“It’s a bit of a stretch to compare slavery with being an omnivore.”
I received this comment during a recent discussion I had on the morality of eating animals. At the time, I was not even making any direct comparison to human slavery. I was simply mentioning it in the same sentence as eating animals, saying that both practices do not stand up to rational scrutiny. (In the latter case, this is readily described, for example, in the book Meat Logic: Why Do We Eat Animals?)
And yet, it provoked a response.
And yet, if we actually think about it, a comparison to slavery is not a stretch at all.
Even though animal slavery is different than human slavery in a number of ways, how is animal slavery not a form of slavery? Are not animals legal property — literally? Are not animals literally bought and sold? Is not farmed and captive animal reproduction forcefully controlled through breeding? If I have taken an animal as my property and taken their very liberty and life as my own to create products out of their carcass, how is that not a form of slavery?
Our internalized societal prejudice tells us to cringe at the comparison. To cringe that someone would dare talk about an animal and a human in the same sentence (even though a total equating was not made). To cringe that someone didn’t simply say, “They’re just animals” to dismiss it all away, as we’re programmed by society to do.
And someone will most assuredly attempt to argue that the advanced cognitive abilities of human slaves is what makes slavery, slavery. But then, what about mentally impaired humans who don’t have the advanced cognitive abilities of able-minded ones? Would the ownership and forced breeding and buying and selling of mentally impaired humans be considered slavery? Or can we dismiss it all away the same way many would like to dismiss animal slavery?
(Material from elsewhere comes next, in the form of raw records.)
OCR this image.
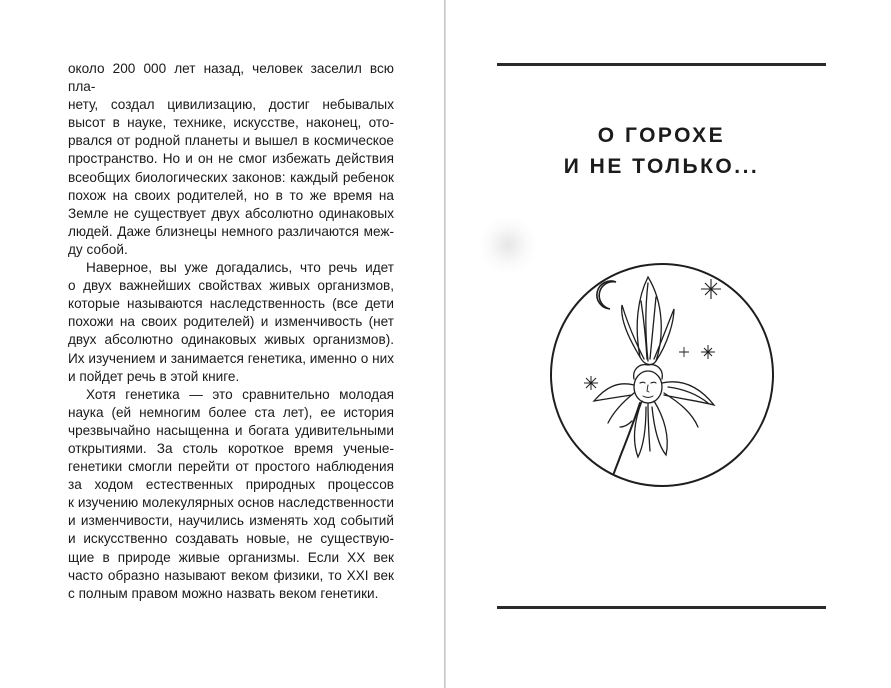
около 200 000 лет назад, человек заселил всю пла-
нету, создал цивилизацию, достиг небывалых
высот в науке, технике, искусстве, наконец, ото-
рвался от родной планеты и вышел в космическое
пространство. Но и он не смог избежать действия
всеобщих биологических законов: каждый ребенок
похож на своих родителей, но в то же время на
Земле не существует двух абсолютно одинаковых
людей. Даже близнецы немного различаются меж-
ду собой.
Наверное, вы уже догадались, что речь идет
о двух важнейших свойствах живых организмов,
которые называются наследственность (все дети
похожи на своих родителей) и изменчивость (нет
двух абсолютно одинаковых живых организмов).
Их изучением и занимается генетика, именно о них
и пойдет речь в этой книге.
Хотя генетика — это сравнительно молодая
наука (ей немногим более ста лет), ее история
чрезвычайно насыщенна и богата удивительными
открытиями. За столь короткое время ученые-
генетики смогли перейти от простого наблюдения
за ходом естественных природных процессов
к изучению молекулярных основ наследственности
и изменчивости, научились изменять ход событий
и искусственно создавать новые, не существую-
щие в природе живые организмы. Если XX век
часто образно называют веком физики, то XXI век
с полным правом можно назвать веком генетики.
О ГОРОХЕ
И НЕ ТОЛЬКО...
Wasn’t it the case that many people cringed at first in the past when presented with a new way of thinking regarding human slaves? Or regarding women? While nonhuman animals will never be full members in society the way descendants of slaves and women are today, does that really negate the things we all still share in common? The desire to lead our own lives? The desire to seek happiness and avoid pain and suffering? The desire to live and not be killed just because someone wishes to make products out of our bodies?
Is it really dishonoring human slavery to label animal slavery as a form of slavery as well, or is it in fact honoring human slavery by learning from it to recognize the fundamental rights of others who are considered different from us, and take a stand against prejudice and oppression in all of its forms?
The Dreaded Human – Animal Comparisons
Slavery is but one of the many examples where some people not only cringe, but are quick to take offense. Whenever animal advocates make comparisons to human racism, sexism, slavery, other prejudices and oppressions, and yes, even The Holocaust, it seems inevitable that some people get offended. Such people are often quick to assume that animal advocates are equating animals with able-minded humans in every single respect, when that is not the case at all, and they are simply talking about perfectly valid comparisons of prejudicial thought processes and perfectly valid comparisons of the qualities we still have in common.
If someone talks about racism by using analogies to sexism, or if someone talks about sexism by using analogies to racism, or if someone talks about homophobia by using analogies to racism and sexism, virtually all of us know what is being said. We don’t take offense even though racism, sexism, and homophobia are all very distinct prejudices. We don’t say that it’s offensive for someone to even talk about them in the same sentence. We realize that the person is not equating in totality, but rather talking about valid comparisons of prejudicial thought processes and any aspects that are still shared in common. But try to talk about speciesism by making perfectly accurate analogies to racism and sexism and other human prejudices and oppressions, and suddenly many people take offense and act like a complete equating is being made.
The taking offense, of course, stems from the prejudice itself, and is a form of knee-jerk response in order to deflect and dismiss rational discussion on a subject the person is prejudiced about and is not prepared to discuss or think deeply about. Thus, the accusation is made that animal advocates are being offensive and irrational. But any rational person should strongly reject this accusation. Not only is their taking offense not warranted, but it is in fact we who should be offended. For one, by their prejudice and its many consequences in terms of inflicting tremendous amounts of intentional exploitation, suffering, and killing. And also, because what they are effectively saying is that rational thought is completely off the table when it comes to nonhumans. That logic itself fundamentally changes as soon as we move from humans to nonhumans. That there are in fact two logics: one for humans and one for nonhumans.
And that, I would argue, is a statement that is truly offensive.